One issue of ongoing disagreement is over how to reform the state’s indebted public pension system. The 2015-16 legislative session ended with a failure to pass reform.

“I'm not sure if there's a disagreement between the Senate and the House or what," said Wolf, who supported bills in the House and Senate. "When we sit down and have conversations it seems to me that that we get fairly close.” 

A major stumbling block is shifting all new state employees, teachers and lawmakers into a 401(k)-style retirement plan. Current employees and retirees would continue in their defined benefit plan.

Wolf said he's hopeful both parties can agree on change, but something has to be done. 

“We can’t kick this can down the road any longer," he said. 

In the meantime, Wolf and his administration continue to work on a 2017-18 budget proposal that he will deliver to the legislature Feb. 7.
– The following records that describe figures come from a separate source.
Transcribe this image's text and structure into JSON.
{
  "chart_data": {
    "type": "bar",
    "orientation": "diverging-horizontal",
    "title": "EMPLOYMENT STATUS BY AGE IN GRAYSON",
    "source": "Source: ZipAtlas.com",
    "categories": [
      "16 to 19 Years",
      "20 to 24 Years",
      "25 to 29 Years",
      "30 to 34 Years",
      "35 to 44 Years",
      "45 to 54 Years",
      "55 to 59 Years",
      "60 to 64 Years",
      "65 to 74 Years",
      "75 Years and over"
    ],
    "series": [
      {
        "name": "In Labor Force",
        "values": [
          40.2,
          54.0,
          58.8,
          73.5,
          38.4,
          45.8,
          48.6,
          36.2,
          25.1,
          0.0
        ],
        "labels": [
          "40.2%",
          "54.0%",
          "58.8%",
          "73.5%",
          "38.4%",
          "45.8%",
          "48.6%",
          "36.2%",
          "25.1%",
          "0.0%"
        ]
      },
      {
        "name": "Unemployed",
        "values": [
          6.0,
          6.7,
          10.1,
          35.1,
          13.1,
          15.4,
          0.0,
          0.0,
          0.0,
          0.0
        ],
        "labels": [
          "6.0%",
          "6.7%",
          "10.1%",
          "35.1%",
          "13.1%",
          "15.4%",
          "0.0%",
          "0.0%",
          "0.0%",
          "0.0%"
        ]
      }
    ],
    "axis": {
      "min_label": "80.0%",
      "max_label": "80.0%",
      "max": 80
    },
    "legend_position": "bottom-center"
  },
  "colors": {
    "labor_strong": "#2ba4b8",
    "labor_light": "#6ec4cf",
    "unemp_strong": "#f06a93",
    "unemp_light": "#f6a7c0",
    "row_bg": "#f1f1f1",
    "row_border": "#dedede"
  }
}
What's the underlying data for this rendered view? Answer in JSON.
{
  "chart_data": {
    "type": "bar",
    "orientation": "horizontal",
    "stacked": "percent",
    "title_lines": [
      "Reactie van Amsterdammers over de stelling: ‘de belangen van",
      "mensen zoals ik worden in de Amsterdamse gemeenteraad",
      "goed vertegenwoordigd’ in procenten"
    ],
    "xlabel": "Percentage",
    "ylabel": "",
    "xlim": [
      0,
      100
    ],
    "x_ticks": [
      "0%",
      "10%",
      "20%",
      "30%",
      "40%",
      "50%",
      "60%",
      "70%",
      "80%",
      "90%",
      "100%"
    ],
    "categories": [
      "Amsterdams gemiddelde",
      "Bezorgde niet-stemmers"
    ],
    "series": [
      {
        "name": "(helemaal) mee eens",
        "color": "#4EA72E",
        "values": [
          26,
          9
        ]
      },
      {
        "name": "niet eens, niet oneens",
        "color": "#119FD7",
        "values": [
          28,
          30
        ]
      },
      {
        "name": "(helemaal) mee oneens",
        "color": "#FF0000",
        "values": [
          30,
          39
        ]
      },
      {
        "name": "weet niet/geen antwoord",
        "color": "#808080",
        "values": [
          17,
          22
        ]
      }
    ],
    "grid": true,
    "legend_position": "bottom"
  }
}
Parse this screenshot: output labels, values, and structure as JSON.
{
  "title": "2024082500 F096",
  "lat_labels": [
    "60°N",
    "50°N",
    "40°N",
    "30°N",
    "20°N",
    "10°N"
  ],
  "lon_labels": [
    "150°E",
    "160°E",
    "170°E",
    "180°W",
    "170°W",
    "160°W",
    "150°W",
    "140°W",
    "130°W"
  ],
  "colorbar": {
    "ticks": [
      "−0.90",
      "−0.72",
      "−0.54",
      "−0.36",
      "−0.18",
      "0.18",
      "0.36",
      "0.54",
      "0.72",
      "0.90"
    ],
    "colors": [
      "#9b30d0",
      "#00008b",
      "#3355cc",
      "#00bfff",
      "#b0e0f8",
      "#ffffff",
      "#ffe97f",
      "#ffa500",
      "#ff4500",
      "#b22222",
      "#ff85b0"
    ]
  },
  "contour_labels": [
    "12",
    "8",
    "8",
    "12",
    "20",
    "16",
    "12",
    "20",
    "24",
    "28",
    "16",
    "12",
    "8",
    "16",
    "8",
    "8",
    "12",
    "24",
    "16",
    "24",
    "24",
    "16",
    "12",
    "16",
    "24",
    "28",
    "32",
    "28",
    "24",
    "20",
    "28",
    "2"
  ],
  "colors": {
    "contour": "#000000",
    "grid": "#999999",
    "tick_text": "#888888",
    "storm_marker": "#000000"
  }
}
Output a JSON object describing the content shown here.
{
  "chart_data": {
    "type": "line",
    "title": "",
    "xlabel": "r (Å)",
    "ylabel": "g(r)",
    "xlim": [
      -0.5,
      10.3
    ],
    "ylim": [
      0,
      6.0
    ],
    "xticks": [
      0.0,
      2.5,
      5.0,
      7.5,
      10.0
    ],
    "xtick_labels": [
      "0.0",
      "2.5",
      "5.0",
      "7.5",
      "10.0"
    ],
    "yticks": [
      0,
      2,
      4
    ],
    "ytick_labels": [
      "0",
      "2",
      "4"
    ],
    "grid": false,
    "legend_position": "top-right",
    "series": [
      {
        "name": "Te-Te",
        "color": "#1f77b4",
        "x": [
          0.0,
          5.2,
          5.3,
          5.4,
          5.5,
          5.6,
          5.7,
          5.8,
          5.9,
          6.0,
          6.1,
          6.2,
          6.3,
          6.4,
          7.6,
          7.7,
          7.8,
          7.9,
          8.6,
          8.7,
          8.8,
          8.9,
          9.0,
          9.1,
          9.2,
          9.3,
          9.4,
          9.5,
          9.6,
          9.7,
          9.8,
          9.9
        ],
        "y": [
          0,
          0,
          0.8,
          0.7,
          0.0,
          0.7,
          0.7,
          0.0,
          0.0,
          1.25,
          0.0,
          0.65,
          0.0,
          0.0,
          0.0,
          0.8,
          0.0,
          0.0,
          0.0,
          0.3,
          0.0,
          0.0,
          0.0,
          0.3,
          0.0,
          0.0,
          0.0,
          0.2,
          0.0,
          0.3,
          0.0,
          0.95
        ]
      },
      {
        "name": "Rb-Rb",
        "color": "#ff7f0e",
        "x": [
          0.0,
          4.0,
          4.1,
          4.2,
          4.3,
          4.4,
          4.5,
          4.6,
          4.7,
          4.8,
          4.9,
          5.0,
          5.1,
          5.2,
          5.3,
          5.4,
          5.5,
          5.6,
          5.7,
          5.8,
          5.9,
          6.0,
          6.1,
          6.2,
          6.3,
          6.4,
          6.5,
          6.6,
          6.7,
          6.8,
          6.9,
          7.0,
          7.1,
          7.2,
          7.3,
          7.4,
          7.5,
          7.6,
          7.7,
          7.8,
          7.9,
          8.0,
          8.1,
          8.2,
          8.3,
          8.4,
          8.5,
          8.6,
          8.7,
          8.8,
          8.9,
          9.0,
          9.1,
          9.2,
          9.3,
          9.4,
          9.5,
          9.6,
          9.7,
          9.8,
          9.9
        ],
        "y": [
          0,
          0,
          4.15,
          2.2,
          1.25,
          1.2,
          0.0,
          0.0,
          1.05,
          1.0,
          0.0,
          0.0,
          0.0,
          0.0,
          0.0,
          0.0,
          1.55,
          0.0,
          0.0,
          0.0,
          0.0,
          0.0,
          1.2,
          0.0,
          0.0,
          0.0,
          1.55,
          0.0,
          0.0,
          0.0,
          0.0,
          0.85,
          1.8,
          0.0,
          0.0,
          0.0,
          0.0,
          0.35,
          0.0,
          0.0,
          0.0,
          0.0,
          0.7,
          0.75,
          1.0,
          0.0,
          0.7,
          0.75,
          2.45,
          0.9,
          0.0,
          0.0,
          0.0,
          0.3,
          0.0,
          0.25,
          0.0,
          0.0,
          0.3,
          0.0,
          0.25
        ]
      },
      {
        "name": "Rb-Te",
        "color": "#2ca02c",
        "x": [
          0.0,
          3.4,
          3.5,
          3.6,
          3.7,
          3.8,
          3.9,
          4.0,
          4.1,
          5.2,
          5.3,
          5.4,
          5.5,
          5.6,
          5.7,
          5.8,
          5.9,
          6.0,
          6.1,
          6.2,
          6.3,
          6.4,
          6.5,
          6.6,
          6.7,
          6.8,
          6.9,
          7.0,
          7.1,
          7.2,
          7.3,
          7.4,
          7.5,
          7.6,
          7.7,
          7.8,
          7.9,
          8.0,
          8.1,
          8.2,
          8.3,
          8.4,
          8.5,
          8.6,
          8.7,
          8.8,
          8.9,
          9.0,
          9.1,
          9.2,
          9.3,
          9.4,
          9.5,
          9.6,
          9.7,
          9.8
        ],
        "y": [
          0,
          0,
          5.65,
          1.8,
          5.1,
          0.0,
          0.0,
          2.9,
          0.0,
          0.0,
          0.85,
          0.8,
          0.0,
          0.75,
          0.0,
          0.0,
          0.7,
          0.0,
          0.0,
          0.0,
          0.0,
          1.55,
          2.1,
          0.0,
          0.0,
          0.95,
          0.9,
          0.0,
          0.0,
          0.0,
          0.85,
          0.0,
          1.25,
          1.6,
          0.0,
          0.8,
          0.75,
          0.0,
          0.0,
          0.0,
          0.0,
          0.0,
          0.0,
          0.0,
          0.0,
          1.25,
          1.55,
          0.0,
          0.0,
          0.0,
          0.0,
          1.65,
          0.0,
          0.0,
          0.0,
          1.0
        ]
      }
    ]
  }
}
The state is currently running a $600 million deficit six months into this fiscal year, but Wolf said that shortfall will not affect his new budget.

“Even without a deficit coming out of this year, I'd still be looking at the same thing,” Wolf said. 

He said he doesn't plan to add any broad base tax increases and he'll focus on "really tackling the bureaucracy." 

But that doesn’t mean the new budget proposal won’t see a spending increase over this year’s $31.5 billion budget despite the deficit.

“I want to avoid slashing and cutting the kind of thing that has hurt Pennsylvania families in the past, " Wolf said. "Too often when you do a sort of  across the board cuts, you affect things like education, human services most and those are things that we can least afford to cut.”